Atkinson indeksi toplumun eşitsizlikten kaçınma parametresinin alacağı değere bağlı olmakla birlikte transfer ilkesini sağlayan bir eşitsizlik ölçütüdür.
Yüzde Paylar Analizi
Gelir gruplarının yüzde payları üzerinden yapılan analizler gelir dağılımı eşitsizlik ölçütleriyle gözlenemeyen önemli bilgiler aktarmaktadır.
Pen’in geçit töreninde olduğu gibi bireyler ve hanehalkları en düşükten en yükseğe doğru sıralanır.
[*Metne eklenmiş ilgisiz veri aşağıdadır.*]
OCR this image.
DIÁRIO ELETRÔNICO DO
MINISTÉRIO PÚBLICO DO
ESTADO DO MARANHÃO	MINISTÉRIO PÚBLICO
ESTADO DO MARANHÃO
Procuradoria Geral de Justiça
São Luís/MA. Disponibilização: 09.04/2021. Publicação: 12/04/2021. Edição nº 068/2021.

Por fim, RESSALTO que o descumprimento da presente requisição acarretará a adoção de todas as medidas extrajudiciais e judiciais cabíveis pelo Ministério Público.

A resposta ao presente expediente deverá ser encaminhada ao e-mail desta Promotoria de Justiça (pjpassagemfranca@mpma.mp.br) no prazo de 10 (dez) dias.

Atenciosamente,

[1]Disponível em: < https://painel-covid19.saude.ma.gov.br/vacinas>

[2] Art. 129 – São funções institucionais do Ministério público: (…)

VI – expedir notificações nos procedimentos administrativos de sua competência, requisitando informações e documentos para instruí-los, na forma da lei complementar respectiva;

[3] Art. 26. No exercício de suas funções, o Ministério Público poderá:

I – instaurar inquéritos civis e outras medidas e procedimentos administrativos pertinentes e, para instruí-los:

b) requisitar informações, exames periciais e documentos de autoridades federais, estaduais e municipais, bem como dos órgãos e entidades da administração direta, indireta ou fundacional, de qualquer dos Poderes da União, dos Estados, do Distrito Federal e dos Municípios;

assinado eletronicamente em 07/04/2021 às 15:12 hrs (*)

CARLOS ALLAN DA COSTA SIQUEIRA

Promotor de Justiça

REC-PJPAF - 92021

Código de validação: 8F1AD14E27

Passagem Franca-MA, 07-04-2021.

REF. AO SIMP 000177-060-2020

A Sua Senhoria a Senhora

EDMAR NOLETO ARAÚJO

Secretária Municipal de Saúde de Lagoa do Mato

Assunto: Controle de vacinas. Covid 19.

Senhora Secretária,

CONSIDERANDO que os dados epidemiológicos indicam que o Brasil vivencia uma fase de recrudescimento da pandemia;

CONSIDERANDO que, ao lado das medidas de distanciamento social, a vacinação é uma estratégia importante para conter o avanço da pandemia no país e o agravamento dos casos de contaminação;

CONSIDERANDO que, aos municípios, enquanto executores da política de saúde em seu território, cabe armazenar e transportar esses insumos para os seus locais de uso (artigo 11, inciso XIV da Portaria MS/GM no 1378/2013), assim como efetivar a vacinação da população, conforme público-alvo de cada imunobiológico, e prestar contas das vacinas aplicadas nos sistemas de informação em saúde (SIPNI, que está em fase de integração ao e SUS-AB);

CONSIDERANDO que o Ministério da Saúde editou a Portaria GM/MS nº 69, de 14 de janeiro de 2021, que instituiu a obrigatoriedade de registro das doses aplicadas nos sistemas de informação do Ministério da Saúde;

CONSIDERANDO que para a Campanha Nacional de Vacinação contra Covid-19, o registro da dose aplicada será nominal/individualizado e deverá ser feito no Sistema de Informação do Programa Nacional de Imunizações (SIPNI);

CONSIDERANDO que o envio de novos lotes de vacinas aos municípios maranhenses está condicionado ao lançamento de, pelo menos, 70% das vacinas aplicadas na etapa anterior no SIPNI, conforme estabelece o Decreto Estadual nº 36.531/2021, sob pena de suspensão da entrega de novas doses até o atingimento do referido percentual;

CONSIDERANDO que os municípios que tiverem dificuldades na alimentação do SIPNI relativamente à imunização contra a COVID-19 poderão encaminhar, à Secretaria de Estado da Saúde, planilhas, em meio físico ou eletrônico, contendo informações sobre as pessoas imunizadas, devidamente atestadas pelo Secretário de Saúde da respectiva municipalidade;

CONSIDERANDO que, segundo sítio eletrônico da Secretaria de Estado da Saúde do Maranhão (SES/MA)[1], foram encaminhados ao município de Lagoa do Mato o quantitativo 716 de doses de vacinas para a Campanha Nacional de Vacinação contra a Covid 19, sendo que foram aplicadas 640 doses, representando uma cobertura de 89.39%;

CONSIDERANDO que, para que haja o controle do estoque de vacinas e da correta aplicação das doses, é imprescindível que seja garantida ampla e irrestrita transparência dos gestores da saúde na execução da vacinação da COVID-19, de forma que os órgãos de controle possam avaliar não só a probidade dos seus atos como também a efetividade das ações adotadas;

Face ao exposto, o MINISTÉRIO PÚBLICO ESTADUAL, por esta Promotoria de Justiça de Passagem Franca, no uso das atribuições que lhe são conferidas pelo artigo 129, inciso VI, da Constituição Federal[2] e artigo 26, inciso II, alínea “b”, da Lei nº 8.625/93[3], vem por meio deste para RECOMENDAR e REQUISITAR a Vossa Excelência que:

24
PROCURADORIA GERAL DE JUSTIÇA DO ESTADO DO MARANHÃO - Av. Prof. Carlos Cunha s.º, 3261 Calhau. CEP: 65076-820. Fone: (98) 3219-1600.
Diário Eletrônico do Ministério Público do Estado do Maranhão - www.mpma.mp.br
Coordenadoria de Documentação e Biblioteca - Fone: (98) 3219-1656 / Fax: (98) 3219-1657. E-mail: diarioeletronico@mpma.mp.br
En düşük gelirliden başlayarak bireyler veya hanehalkları %20, %10, %5 veya %1 gibi nüfus dilimlerine ayrılır. Her bir nüfus dilimi aynı zamanda sıralanmış gelir grubunu tanımlamaktadır.
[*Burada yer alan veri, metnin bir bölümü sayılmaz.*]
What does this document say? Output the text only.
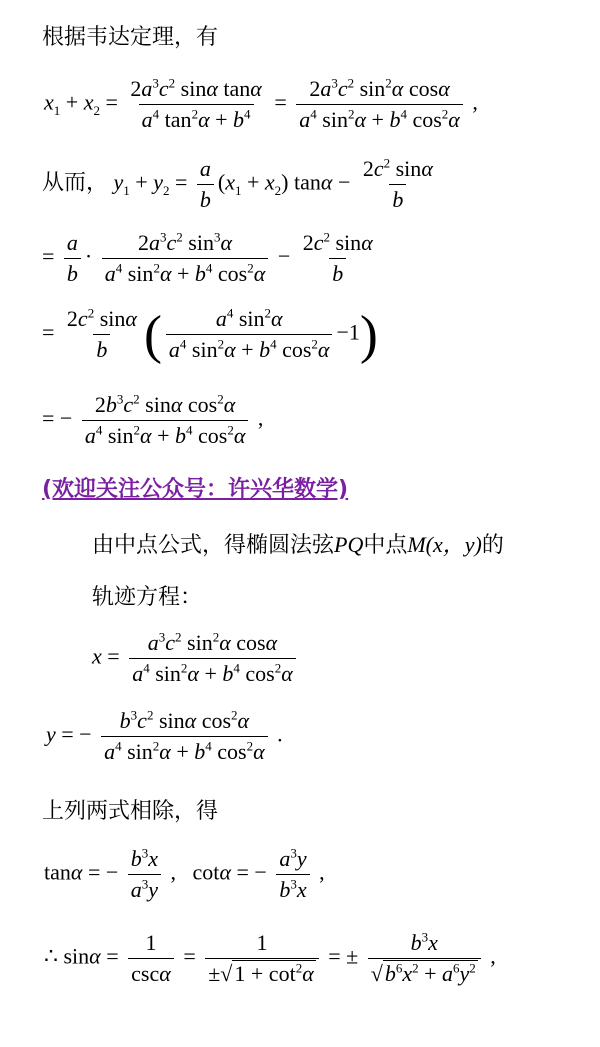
根据韦达定理，有
$x_1 + x_2 = \frac{2a^3c^2 \sin\alpha \tan\alpha}{a^4 \tan^2\alpha + b^4} = \frac{2a^3c^2 \sin^2\alpha \cos\alpha}{a^4 \sin^2\alpha + b^4 \cos^2\alpha}$ ,
从而， $y_1 + y_2 = \frac{a}{b} (x_1 + x_2) \tan\alpha - \frac{2c^2 \sin\alpha}{b}$
= $\frac{a}{b} \cdot \frac{2a^3c^2 \sin^3\alpha}{a^4 \sin^2\alpha + b^4 \cos^2\alpha} - \frac{2c^2 \sin\alpha}{b}$
= $\frac{2c^2 \sin\alpha}{b}$ ( $\frac{a^4 \sin^2\alpha}{a^4 \sin^2\alpha + b^4 \cos^2\alpha} -1$)
= − $\frac{2b^3c^2 \sin\alpha \cos^2\alpha}{a^4 \sin^2\alpha + b^4 \cos^2\alpha}$ ,
(欢迎关注公众号：许兴华数学)
由中点公式，得椭圆法弦PQ中点M(x，y)的
轨迹方程：
$x = \frac{a^3c^2 \sin^2\alpha \cos\alpha}{a^4 \sin^2\alpha + b^4 \cos^2\alpha}$
y = − $\frac{b^3c^2 \sin\alpha \cos^2\alpha}{a^4 \sin^2\alpha + b^4 \cos^2\alpha}$ .
上列两式相除，得
tanα = − $\frac{b^3x}{a^3y}$ ,   cotα = − $\frac{a^3y}{b^3x}$ ,
∴ $\sin\alpha = \frac{1}{\csc\alpha} = \frac{1}{\pm√1 + \cot^2\alpha}$ = ± $\frac{b^3x}{√b^6x^2 + a^6y^2}$ ,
Yüzdelik gelir gruplarda toplanan gelir, toplam gelire oranlanarak nüfus dilimlerine/gelir gruplarına ilişkin gelir yüzdeleri elde edilir. Böylelikle, en düşük gelirli yüzdelik gruptan başlayarak en yüksek gelirli yüzdelik gruba kadar tüm gelir gruplarının toplam gelirden aldığı yüzdelik paylar ifade edilmiş olmaktadır. Gelir gruplarına göre gelir dağılımı analizlerinin bir başka yolu da her bir gelir grubunun reel gelirinin hesaplanmasıdır.
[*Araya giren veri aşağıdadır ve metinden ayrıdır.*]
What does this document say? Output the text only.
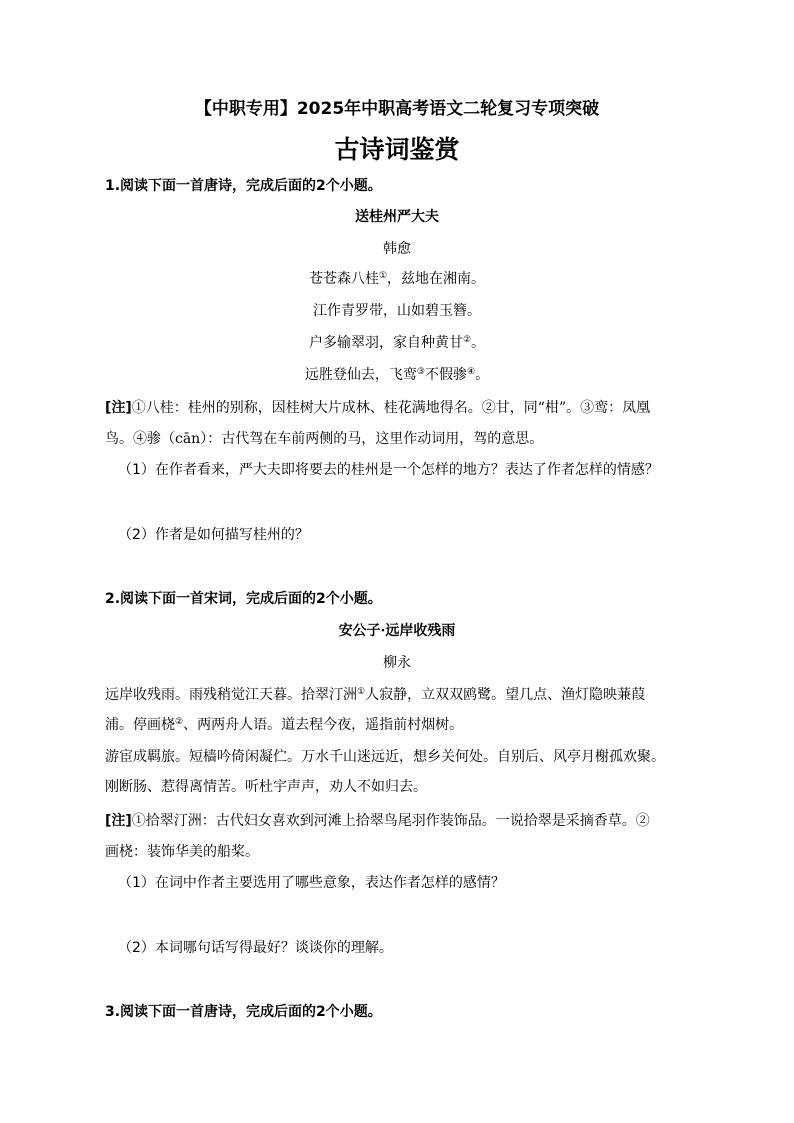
【中职专用】2025年中职高考语文二轮复习专项突破
古诗词鉴赏
1.阅读下面一首唐诗，完成后面的2个小题。
送桂州严大夫
韩愈
苍苍森八桂①，兹地在湘南。
江作青罗带，山如碧玉簪。
户多输翠羽，家自种黄甘②。
远胜登仙去，飞鸾③不假骖④。
[注]①八桂：桂州的别称，因桂树大片成林、桂花满地得名。②甘，同“柑”。③鸾：凤凰
鸟。④骖（cān）：古代驾在车前两侧的马，这里作动词用，驾的意思。
（1）在作者看来，严大夫即将要去的桂州是一个怎样的地方？表达了作者怎样的情感？
（2）作者是如何描写桂州的？
2.阅读下面一首宋词，完成后面的2个小题。
安公子·远岸收残雨
柳永
远岸收残雨。雨残稍觉江天暮。拾翠汀洲①人寂静，立双双鸥鹭。望几点、渔灯隐映蒹葭
浦。停画桡②、两两舟人语。道去程今夜，遥指前村烟树。
游宦成羁旅。短樯吟倚闲凝伫。万水千山迷远近，想乡关何处。自别后、风亭月榭孤欢聚。
刚断肠、惹得离情苦。听杜宇声声，劝人不如归去。
[注]①拾翠汀洲：古代妇女喜欢到河滩上拾翠鸟尾羽作装饰品。一说拾翠是采摘香草。②
画桡：装饰华美的船桨。
（1）在词中作者主要选用了哪些意象，表达作者怎样的感情？
（2）本词哪句话写得最好？谈谈你的理解。
3.阅读下面一首唐诗，完成后面的2个小题。
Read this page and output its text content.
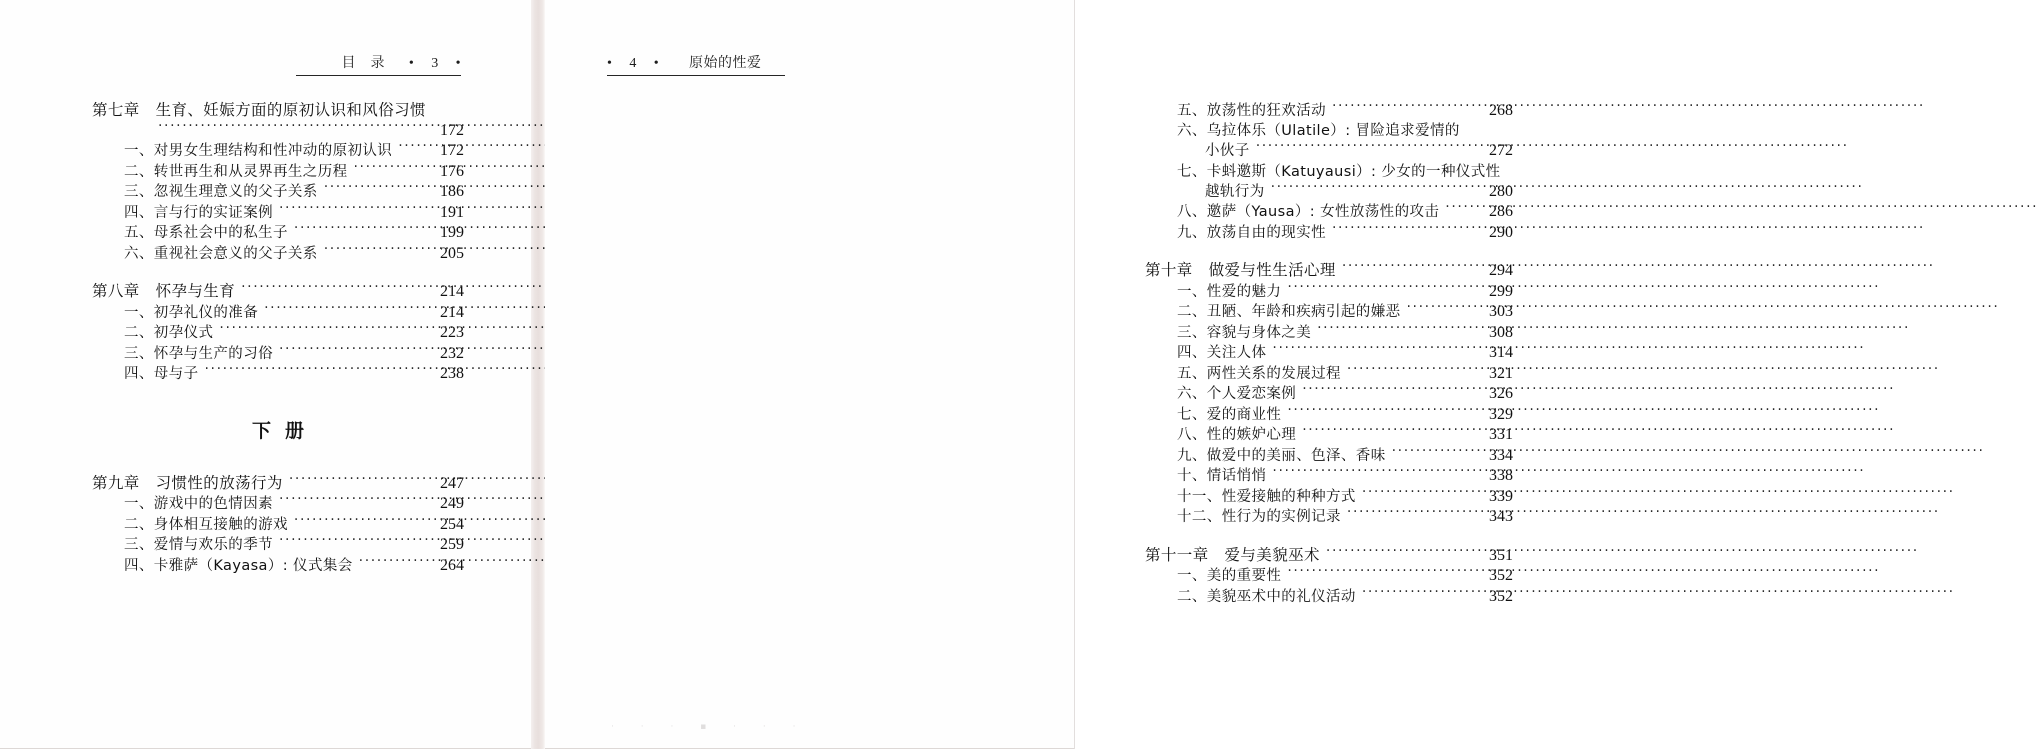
目　录 • 3 •
第七章　生育、妊娠方面的原初认识和风俗习惯
·····
172
一、对男女生理结构和性冲动的原初认识 ·····	172
二、转世再生和从灵界再生之历程 ·····	176
三、忽视生理意义的父子关系 ·····	186
四、言与行的实证案例 ·····	191
五、母系社会中的私生子 ·····	199
六、重视社会意义的父子关系 ·····	205
第八章　怀孕与生育 ·····	214
一、初孕礼仪的准备 ·····	214
二、初孕仪式 ·····	223
三、怀孕与生产的习俗 ·····	232
四、母与子 ·····	238
下册
第九章　习惯性的放荡行为 ·····	247
一、游戏中的色情因素 ·····	249
二、身体相互接触的游戏 ·····	254
三、爱情与欢乐的季节 ·····	259
四、卡雅萨（Kayasa）: 仪式集会 ·····	264
• 4 • 原始的性爱
五、放荡性的狂欢活动 ·····	268
六、乌拉体乐（Ulatile）: 冒险追求爱情的
小伙子 ·····	272
七、卡蚪邀斯（Katuyausi）: 少女的一种仪式性
越轨行为 ·····	280
八、邀萨（Yausa）: 女性放荡性的攻击 ·····	286
九、放荡自由的现实性 ·····	290
第十章　做爱与性生活心理 ·····	294
一、性爱的魅力 ·····	299
二、丑陋、年龄和疾病引起的嫌恶 ·····	303
三、容貌与身体之美 ·····	308
四、关注人体 ·····	314
五、两性关系的发展过程 ·····	321
六、个人爱恋案例 ·····	326
七、爱的商业性 ·····	329
八、性的嫉妒心理 ·····	331
九、做爱中的美丽、色泽、香味 ·····	334
十、情话悄悄 ·····	338
十一、性爱接触的种种方式 ·····	339
十二、性行为的实例记录 ·····	343
第十一章　爱与美貌巫术 ·····	351
一、美的重要性 ·····	352
二、美貌巫术中的礼仪活动 ·····	352
· · · ▪ · · ·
Gelir gruplarının ortalama geliri, en düşük ve en yüksek geliri bilgisinden hareketle gelir gruplarının yıllara göre satın alma güçlerindeki gelişmeler de izlenebilmektedir. Bu yoldan elde edilen bilgi gelir gruplarının göreli kayıp ve kazançlarına kıyasla daha açıklayıcı olabilmektedir.
Analizlerde gelir gruplarının ortalama geliri, genel ortalama gelir ile karşılaştırılmaktadır. Böylelikle bir gelir grubunun ortalama gelirin üzerinde veya altında olduğu bilgisi elde edilirken, ortalama gelirin değişme yönü ve oranı ile gelir grubuna ait ortalama gelirin değişme yönü ve oranı karşılaştırılarak gelir dağılımının gelişimi konusunda bilgi sahibi olunabilmektedir.
Gelir gruplarına göre yapılan sıralamanın ortaya koyduğu yüzdelik paylar analizinin bir başka uygulaması da en yüksek ve en düşük gelir paylarının karşılaştırılması amacıyla gelir dağılımı eşitsizliğini gösteren oranların hesaplanmasıdır. Bu yaklaşım gelir grupları arasındaki eşitsizliğin hesaplanmasına olanak sağlamaktadır.